The order of the circuit court of appeals to the extent that it directed the accounting to be made on the basis therein stated is affirmed and the decree of the district court is reversed and the case is remanded to the district court for further proceedings in conformity with this opinion.
International Curtis Marine Turbine Co. v. Wm. Cramp & Sons Co., 176 F. 925; In re Grove, 180 F. 62; Curtis Turbine Co. v. Wm. Cramp & Sons Co., 202 F. 932; Wm. Cramp & Sons Co. v. Curtis Turbine Co., 228 U. S. 645; Curtis Turbine Co. v. Wm Cramp & Sons Co., 211 F. 124; Wm. Cramp & Sons Co. v. Curtis Turbine Co., 234 U.S. 755.
"Patents. The party of the first part, in consideration of the premises, hereby covenants and agrees to hold and save the United States harmless from and against all and every demand or demands of any nature or kind for or on account of the adoption of any plan, model design, or suggestion, or for or on account of the use of any patented invention, article, or appliance that has been or may be adopted or used in or about the construction of said vessel, or any part thereof, under this contract, and to protect and discharge the government from all liability on account thereof, or on account of the use thereof, by proper releases from patentees, and by bond if required, or otherwise, and to the satisfaction of the Secretary of the Navy."

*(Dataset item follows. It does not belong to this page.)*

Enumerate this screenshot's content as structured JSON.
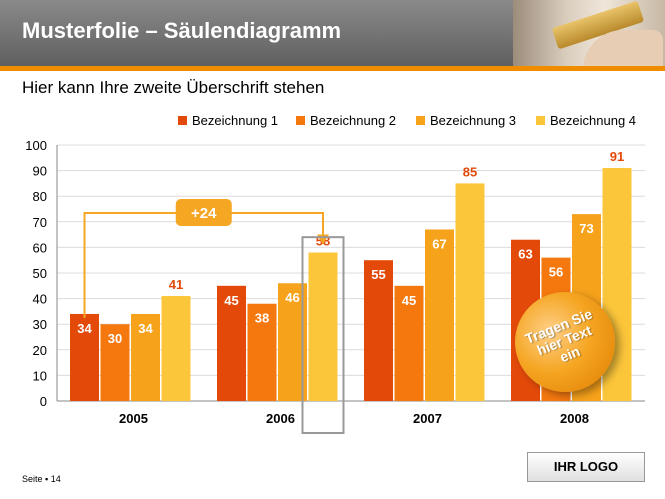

"Be it enacted by the Senate and House of Representatives of the United States of America in Congress assembled, that, whenever an invention described in and covered by a patent of the United States shall hereafter be used by the United States without license of the owner thereof or lawful right to use the same, such owner may recover reasonable compensation for such use by suit in the Court of Claims: Provided, however, that said Court of Claims shall not entertain a suit or reward (sic) compensation under the provisions of this act where the claim for compensation is based on the use by the United States of any article heretofore owned, leased, used by, or in the possession of the United States: Provided further, that, in any such suit, the United States may avail itself of any and all defenses, general or special, which might be pleaded by a defendant in an action for infringement, as set forth in title sixty of the Revised Statutes, or otherwise: And provided further, that the benefits of this Act shall not inure to any patentee who, when he makes such claim, is in the employment or service of the government of the United States, or the assignee of any such patentee; nor shall this Act apply to any device discovered or invented by such employee during the time of his employment or service."
United States v. Palmer, 128 U. S. 262; Schillinger v. United States, 155 U. S. 163; United States v. Berdan Firearms Mfg. Co., 156 U. S. 552; Belknap v. Schild, 161 U. S. 10; Russell v. United States, 182 U. S. 516; International Postal Supply Co. v. Bruce, 194 U. S. 601; Harley v. United States, 198 U. S. 229.